Officially, there are 36 paid holidays in France, the same number as in Britain, Sweden and Spain; seven more than in Germany. However, French civil servants take an average 44 days off annually, according to the statistics institute INSEE.

Most holidays can be traced to France’s former status as “the eldest daughter of the Church” or to her passion for historical commemoration. May 1st has been a holiday since Charles IX received a sprig of lily of the valley in 1561. In 1889, the socialist international, meeting in Paris, dedicated May 1st to the struggle for an eight-hour day.

Most of the French people I asked could not tell me that today’s bank holiday commemorates victory in the second World War, or that tomorrow’s is the Feast of the Ascension, as well as Europe Day. Though Friday is not technically a bank holiday, millions will take the day off to make a viaduc , while nominally observing a national day of remembrance for the horrors of the slave trade.

May 20th will serve as a reminder of the difficulty of breaking the holiday habit. Former prime minister Jean-Pierre Raffarin tried to abolish the Whit or Pentecost Monday holiday. Though it is no longer enshrined in law, most employers still give their staff the day off, to keep social peace.

No point
Renovating an apartment between April and September is a hazardous endeavour. One builder told me there was no point beginning work in May, because of all the ponts . June is relatively safe, but another builder refused to start the job in July because he couldn’t be certain of finishing before the sacrosanct grandes vacances in August.

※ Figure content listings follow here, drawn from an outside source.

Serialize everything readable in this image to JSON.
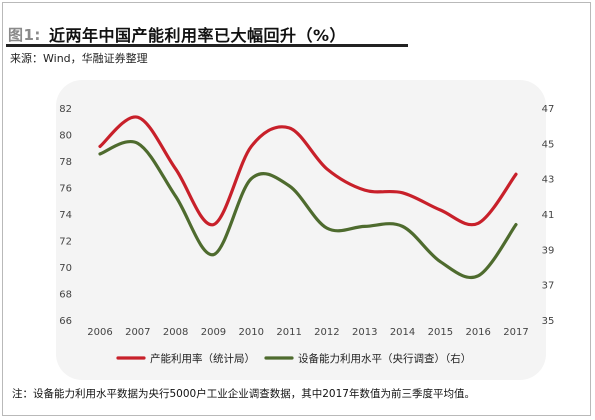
{
  "figure": {
    "badge": "图1:",
    "title": "近两年中国产能利用率已大幅回升（%）",
    "source": "来源：Wind，华融证券整理",
    "footnote": "注：设备能力利用水平数据为央行5000户工业企业调查数据，其中2017年数值为前三季度平均值。"
  },
  "colors": {
    "series_1": "#c8202a",
    "series_2": "#4e6b2e",
    "axis_text": "#444444",
    "panel": "#f4f4f4"
  },
  "chart_data": {
    "type": "line",
    "x": [
      "2006",
      "2007",
      "2008",
      "2009",
      "2010",
      "2011",
      "2012",
      "2013",
      "2014",
      "2015",
      "2016",
      "2017"
    ],
    "left_axis": {
      "ylim": [
        66,
        82
      ],
      "ticks": [
        66,
        68,
        70,
        72,
        74,
        76,
        78,
        80,
        82
      ]
    },
    "right_axis": {
      "ylim": [
        35,
        47
      ],
      "ticks": [
        35,
        37,
        39,
        41,
        43,
        45,
        47
      ]
    },
    "series": [
      {
        "name": "产能利用率（统计局）",
        "axis": "left",
        "values": [
          79.1,
          81.3,
          77.4,
          73.2,
          79.1,
          80.5,
          77.4,
          75.8,
          75.6,
          74.3,
          73.3,
          77.0
        ]
      },
      {
        "name": "设备能力利用水平（央行调查）（右）",
        "axis": "right",
        "values": [
          44.4,
          45.0,
          42.0,
          38.7,
          43.0,
          42.6,
          40.2,
          40.3,
          40.3,
          38.3,
          37.5,
          40.4
        ]
      }
    ],
    "legend": "bottom",
    "grid": false
  }
}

Statistics show the average full time French employee works 1,679 hours a year. That’s 225 hours fewer than a German, and 177 hours less than a Briton. The French enter the labour market later and leave earlier, are better paid and take more sick leave, than their European colleagues.

Conservative deputy Jérôme Chartier has published a book, In Praise of Work , in which he blames post second World War “left-wing intellectuals” for spreading the belief that work is bad because it merely enriches the bosses.

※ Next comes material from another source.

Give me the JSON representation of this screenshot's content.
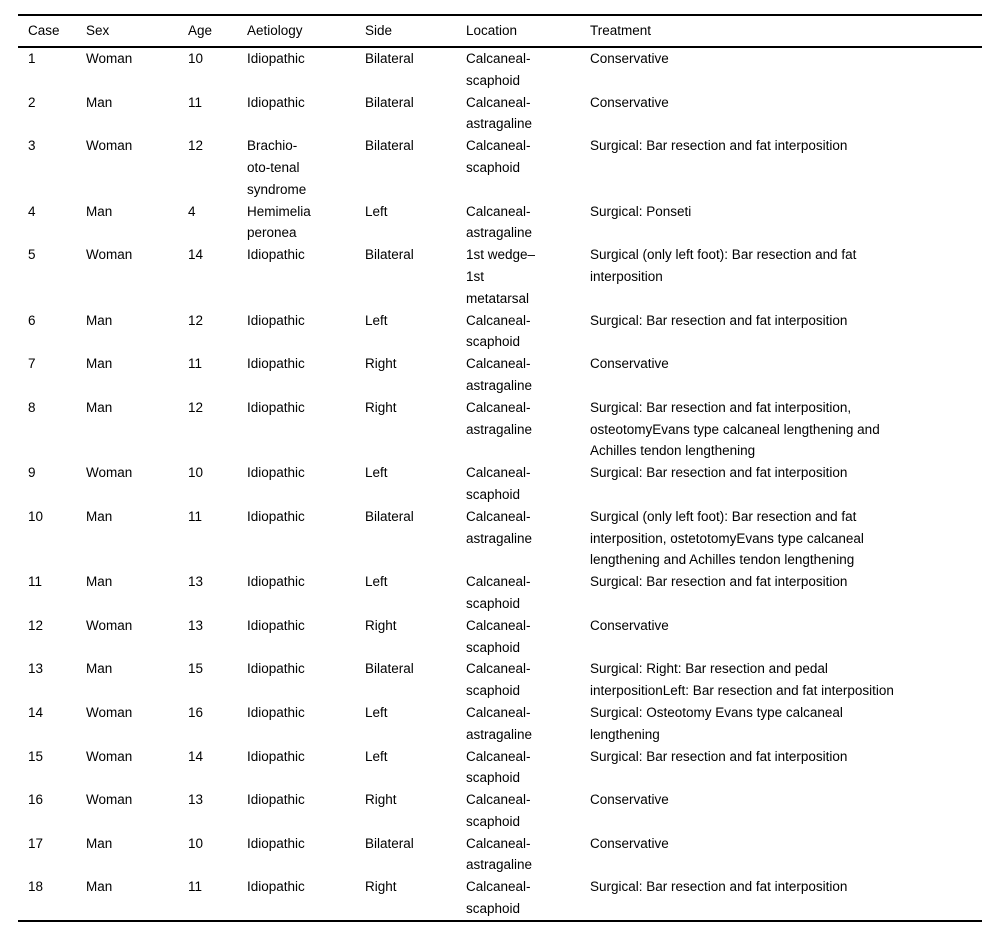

Since 1970, working hours in France have diminished significantly more than elsewhere in the industrialised world. The socialist President François Mitterrand gave the French five weeks of paid holidays in 1981, though professions with strong unions can get up to 12. He also reduced the working week to 39 hours, which the socialist labour minister Martine Aubry further reduced it to 35 hours in 2000. Mitterrand also lowered the legal retirement age from 65 to 60.

But in the land of l’égalité , the best conditions are reserved for the dwindling number who benefit from contracts of indefinite duration, known as CDIs.

The French, to use the words of Olivier Blanchard, the chief economist at the International Monetary Fund, have a “preference for leisure”, which means they are willing to sacrifice income for more time off. Nice work if you can get it.